To tackle the growing public health challenge presented by Alzheimer's disease, researchers are working toward creative and transformative approaches in how they detect, treat and follow the neurodegenerative condition in patients.

In an article published in Alzheimer's & Dementia, Sarah A. Biber, an associate professor of neurology at WashU Medicine, and collaborators describe a proof-of-concept platform they developed that demonstrates the feasibility of securely linking longitudinal multimodal patient-level data across sources to advance Alzheimer's research and care.
Working with researchers at WashU Medicine's Knight Alzheimer's Disease Research Center (ADRC), the Indiana University ADRC and the Columbia University ADRC, a team from the National Alzheimer's Coordinating Center (NACC) developed a data integration and governance model that has the potential to be scaled broadly across all ADRCs. This multimodal data framework is expected to drive discovery and enable individualized treatment in Alzheimer's disease and related dementias, as well as present a standardized implementation model for data consortia across human diseases.

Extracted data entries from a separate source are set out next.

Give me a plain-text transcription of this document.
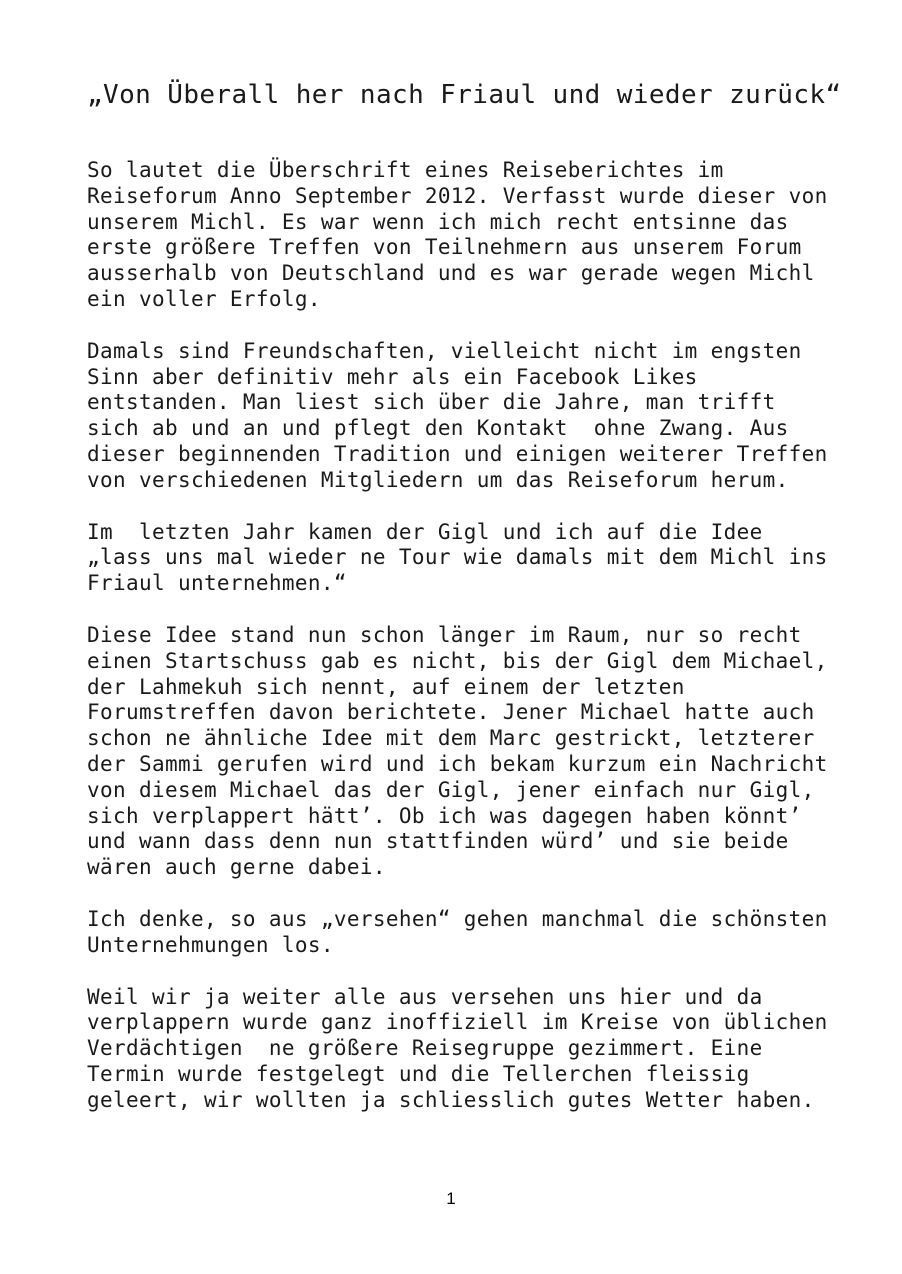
„Von Überall her nach Friaul und wieder zurück“

So lautet die Überschrift eines Reiseberichtes im
Reiseforum Anno September 2012. Verfasst wurde dieser von
unserem Michl. Es war wenn ich mich recht entsinne das
erste größere Treffen von Teilnehmern aus unserem Forum
ausserhalb von Deutschland und es war gerade wegen Michl
ein voller Erfolg.

Damals sind Freundschaften, vielleicht nicht im engsten
Sinn aber definitiv mehr als ein Facebook Likes
entstanden. Man liest sich über die Jahre, man trifft
sich ab und an und pflegt den Kontakt  ohne Zwang. Aus
dieser beginnenden Tradition und einigen weiterer Treffen
von verschiedenen Mitgliedern um das Reiseforum herum.

Im  letzten Jahr kamen der Gigl und ich auf die Idee
„lass uns mal wieder ne Tour wie damals mit dem Michl ins
Friaul unternehmen.“

Diese Idee stand nun schon länger im Raum, nur so recht
einen Startschuss gab es nicht, bis der Gigl dem Michael,
der Lahmekuh sich nennt, auf einem der letzten
Forumstreffen davon berichtete. Jener Michael hatte auch
schon ne ähnliche Idee mit dem Marc gestrickt, letzterer
der Sammi gerufen wird und ich bekam kurzum ein Nachricht
von diesem Michael das der Gigl, jener einfach nur Gigl,
sich verplappert hätt’. Ob ich was dagegen haben könnt’
und wann dass denn nun stattfinden würd’ und sie beide
wären auch gerne dabei.

Ich denke, so aus „versehen“ gehen manchmal die schönsten
Unternehmungen los.

Weil wir ja weiter alle aus versehen uns hier und da
verplappern wurde ganz inoffiziell im Kreise von üblichen
Verdächtigen  ne größere Reisegruppe gezimmert. Eine
Termin wurde festgelegt und die Tellerchen fleissig
geleert, wir wollten ja schliesslich gutes Wetter haben.

1
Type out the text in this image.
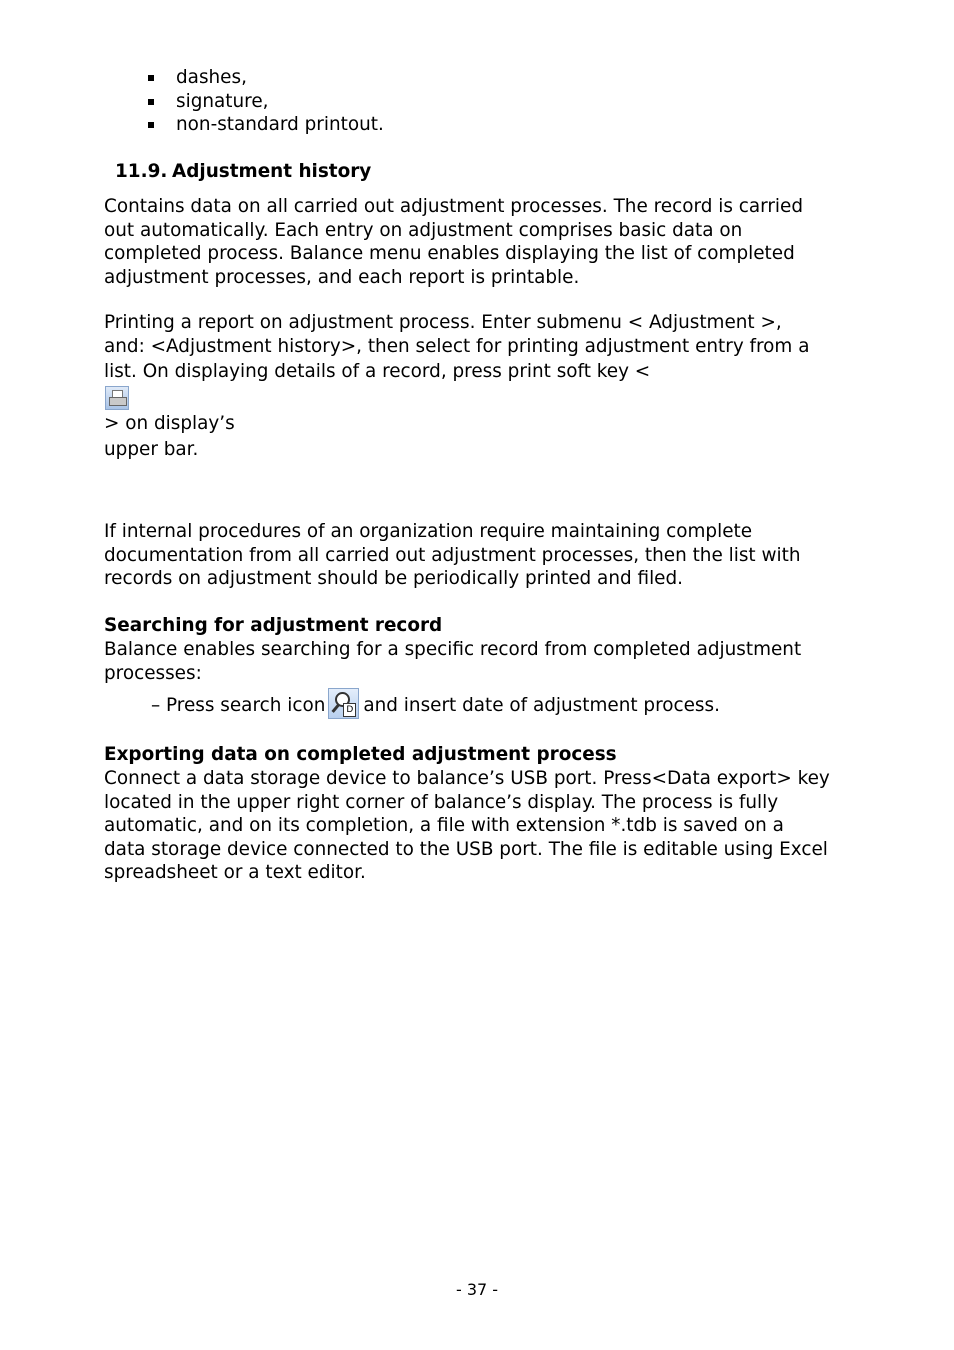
dashes,
signature,
non-standard printout.
11.9. Adjustment history
Contains data on all carried out adjustment processes. The record is carried
out automatically. Each entry on adjustment comprises basic data on
completed process. Balance menu enables displaying the list of completed
adjustment processes, and each report is printable.
Printing a report on adjustment process. Enter submenu < Adjustment >,
and: <Adjustment history>, then select for printing adjustment entry from a
list. On displaying details of a record, press print soft key <
> on display’s
upper bar.
If internal procedures of an organization require maintaining complete
documentation from all carried out adjustment processes, then the list with
records on adjustment should be periodically printed and filed.
Searching for adjustment record
Balance enables searching for a specific record from completed adjustment
processes:
– Press search icon	D and insert date of adjustment process.
Exporting data on completed adjustment process
Connect a data storage device to balance’s USB port. Press<Data export> key
located in the upper right corner of balance’s display. The process is fully
automatic, and on its completion, a file with extension *.tdb is saved on a
data storage device connected to the USB port. The file is editable using Excel
spreadsheet or a text editor.
- 37 -
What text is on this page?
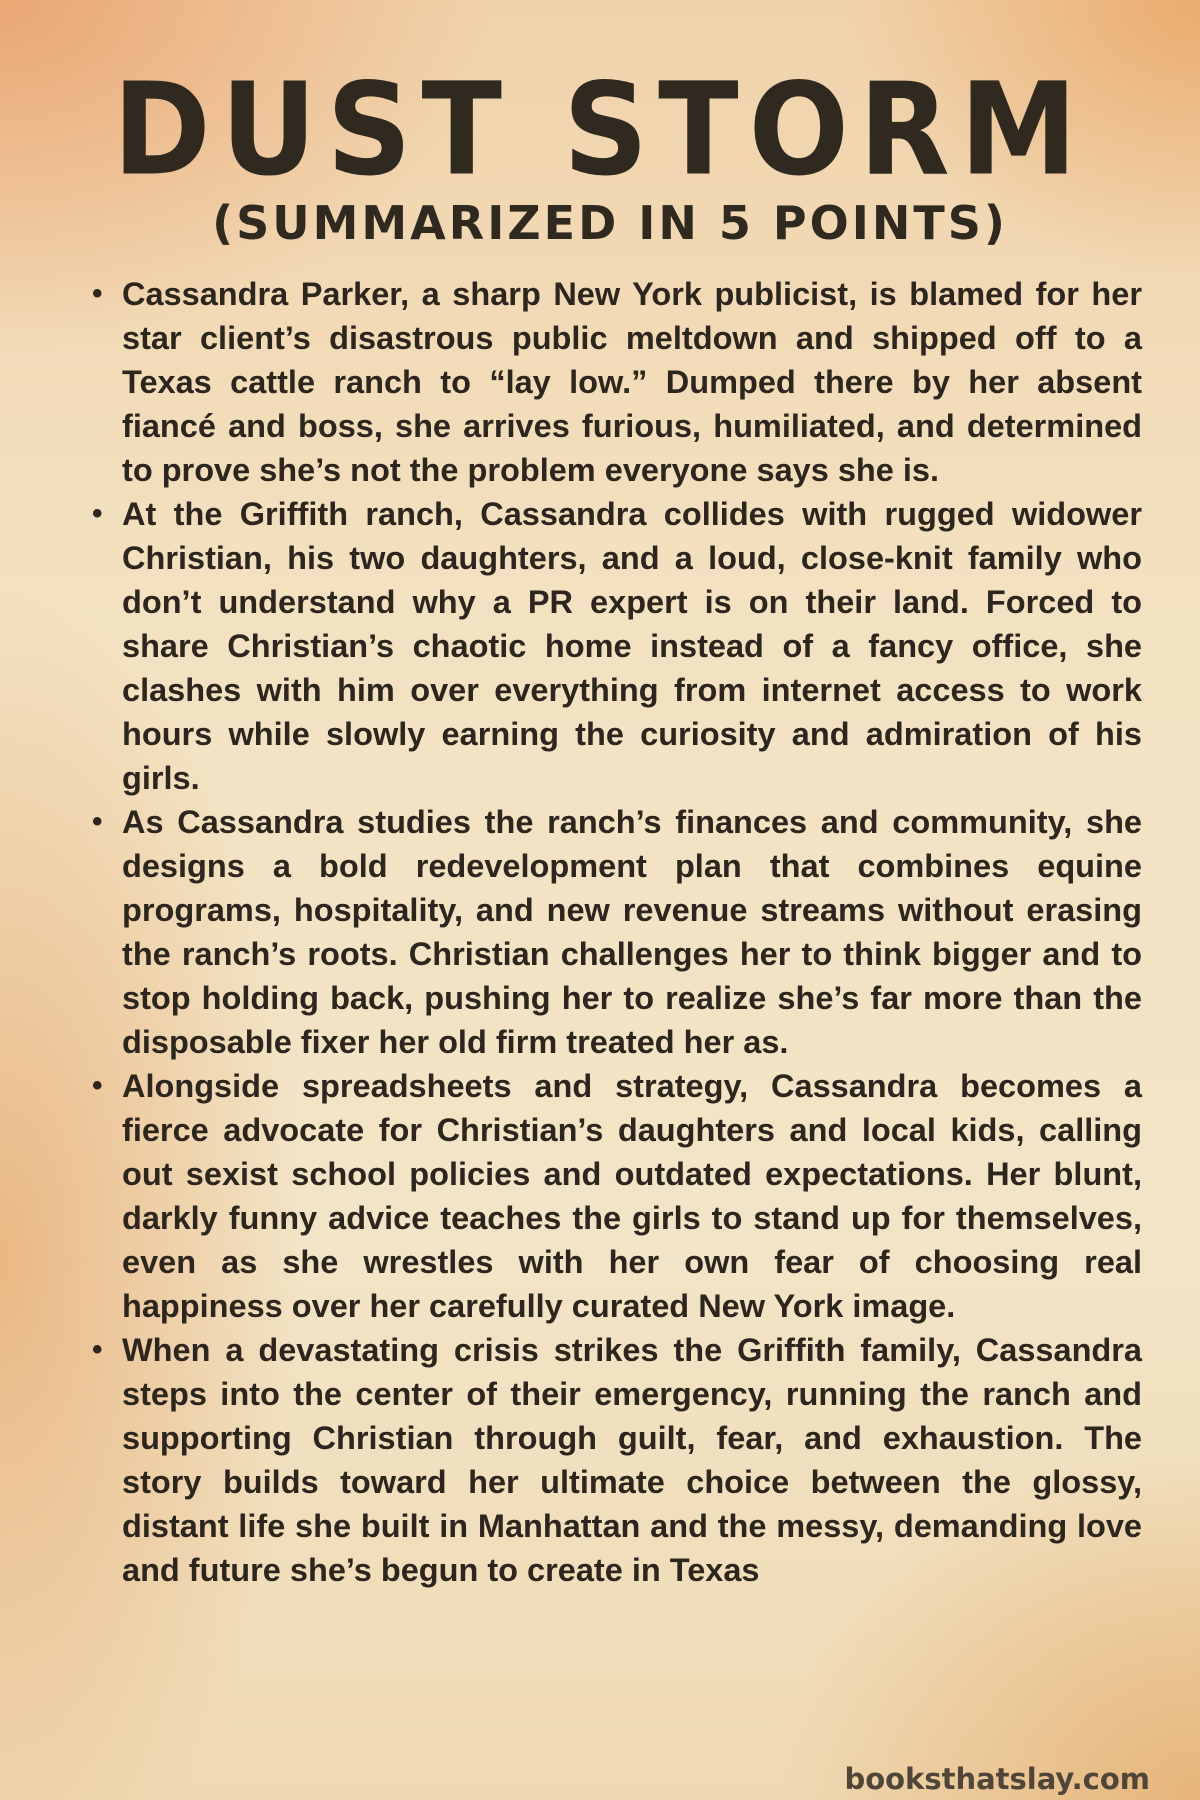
DUST STORM
(SUMMARIZED IN 5 POINTS)
• Cassandra Parker, a sharp New York publicist, is blamed for her star client’s disastrous public meltdown and shipped off to a Texas cattle ranch to “lay low.” Dumped there by her absent fiancé and boss, she arrives furious, humiliated, and determined to prove she’s not the problem everyone says she is.
• At the Griffith ranch, Cassandra collides with rugged widower Christian, his two daughters, and a loud, close-knit family who don’t understand why a PR expert is on their land. Forced to share Christian’s chaotic home instead of a fancy office, she clashes with him over everything from internet access to work hours while slowly earning the curiosity and admiration of his girls.
• As Cassandra studies the ranch’s finances and community, she designs a bold redevelopment plan that combines equine programs, hospitality, and new revenue streams without erasing the ranch’s roots. Christian challenges her to think bigger and to stop holding back, pushing her to realize she’s far more than the disposable fixer her old firm treated her as.
• Alongside spreadsheets and strategy, Cassandra becomes a fierce advocate for Christian’s daughters and local kids, calling out sexist school policies and outdated expectations. Her blunt, darkly funny advice teaches the girls to stand up for themselves, even as she wrestles with her own fear of choosing real happiness over her carefully curated New York image.
• When a devastating crisis strikes the Griffith family, Cassandra steps into the center of their emergency, running the ranch and supporting Christian through guilt, fear, and exhaustion. The story builds toward her ultimate choice between the glossy, distant life she built in Manhattan and the messy, demanding love and future she’s begun to create in Texas
booksthatslay.com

NACC, currently based at the University of Washington in Seattle, was founded in 1999 by Walter A. Kukull, now a professor of neurology at WashU Medicine, to manage and streamline the unprecedented scale of data generated by the nearly 40 centers participating in the National Institutes of Health (NIH)-funded ADRC program. Biber co-led the NACC from 2021 to 2025 as executive director.
The study's authors note that integrating NACC's existing data with data from electronic health records, Medicare claims and genomic information could help scientists build predictive models for disease development and progression in individuals, diagnose patients earlier and better match individuals to specific disease-modifying treatments.